Based on the pie chart, the vast majority of the market to concentrate on when prospecting are those who are not sitting by their telephone anticipating your call. If you think about it, you are in business to take your competition’s business away, correct? Most of your prospects are probably already participating in a service or using a product you have to offer. Your objective is to convince your prospects that they need what you have rather than what your competition has. When you think about it in this way, it’s very simple. If you walk in with the attitude that your prospects already see value in what you have to offer, then the challenge you face is convincing them that they need to get it from you. By contrast, selling a product or service that is unique, something that many prospects do not have or may not have even heard of, requires a more skillful presentation. In any case, I will address these issues in the following months.
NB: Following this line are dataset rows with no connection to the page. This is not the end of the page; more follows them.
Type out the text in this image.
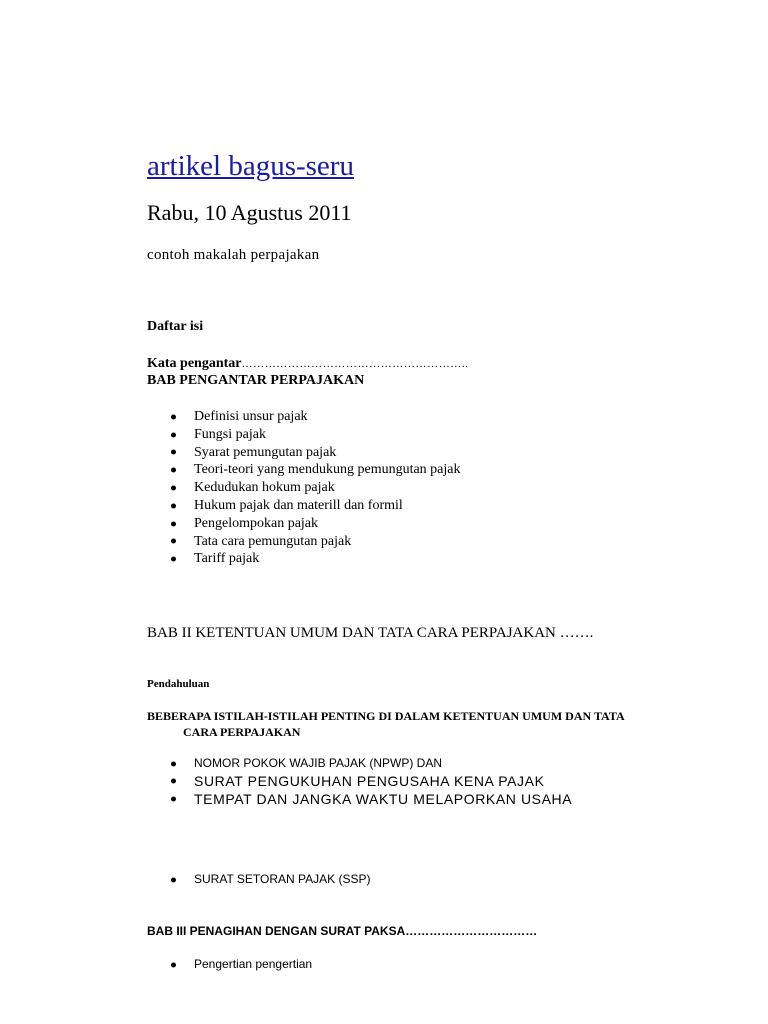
artikel bagus-seru
Rabu, 10 Agustus 2011
contoh makalah perpajakan
Daftar isi
Kata pengantar…………………………………………………..
BAB PENGANTAR PERPAJAKAN
Definisi unsur pajak
Fungsi pajak
Syarat pemungutan pajak
Teori-teori yang mendukung pemungutan pajak
Kedudukan hokum pajak
Hukum pajak dan materill dan formil
Pengelompokan pajak
Tata cara pemungutan pajak
Tariff pajak
BAB II KETENTUAN UMUM DAN TATA CARA PERPAJAKAN …….
Pendahuluan
BEBERAPA ISTILAH-ISTILAH PENTING DI DALAM KETENTUAN UMUM DAN TATA
CARA PERPAJAKAN
NOMOR POKOK WAJIB PAJAK (NPWP) DAN
SURAT PENGUKUHAN PENGUSAHA KENA PAJAK
TEMPAT DAN JANGKA WAKTU MELAPORKAN USAHA
SURAT SETORAN PAJAK (SSP)
BAB III PENAGIHAN DENGAN SURAT PAKSA……………………………
Pengertian pengertian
Before you begin learning how to generate additional selling opportunities or appointments with the 80 percent group, you first must learn the techniques that will assist you to deliver your message better. This will further set you apart from your competition. Remember, your competition is not only those you consider your direct competitors, it is anyone who is using the telephone as a marketing tool. Your prospects receive many calls each day from individuals vying for their business. Because your prospects are so accustomed to being inundated by telemarketing calls, they have developed their own scripts to identify you quickly in order for you to lose interest in them. This is why your style of delivery is so vital in assisting you to separate your calls from other telephone sales calls.
Kathy Sisk is president of Kathy Sisk Enterprises Inc.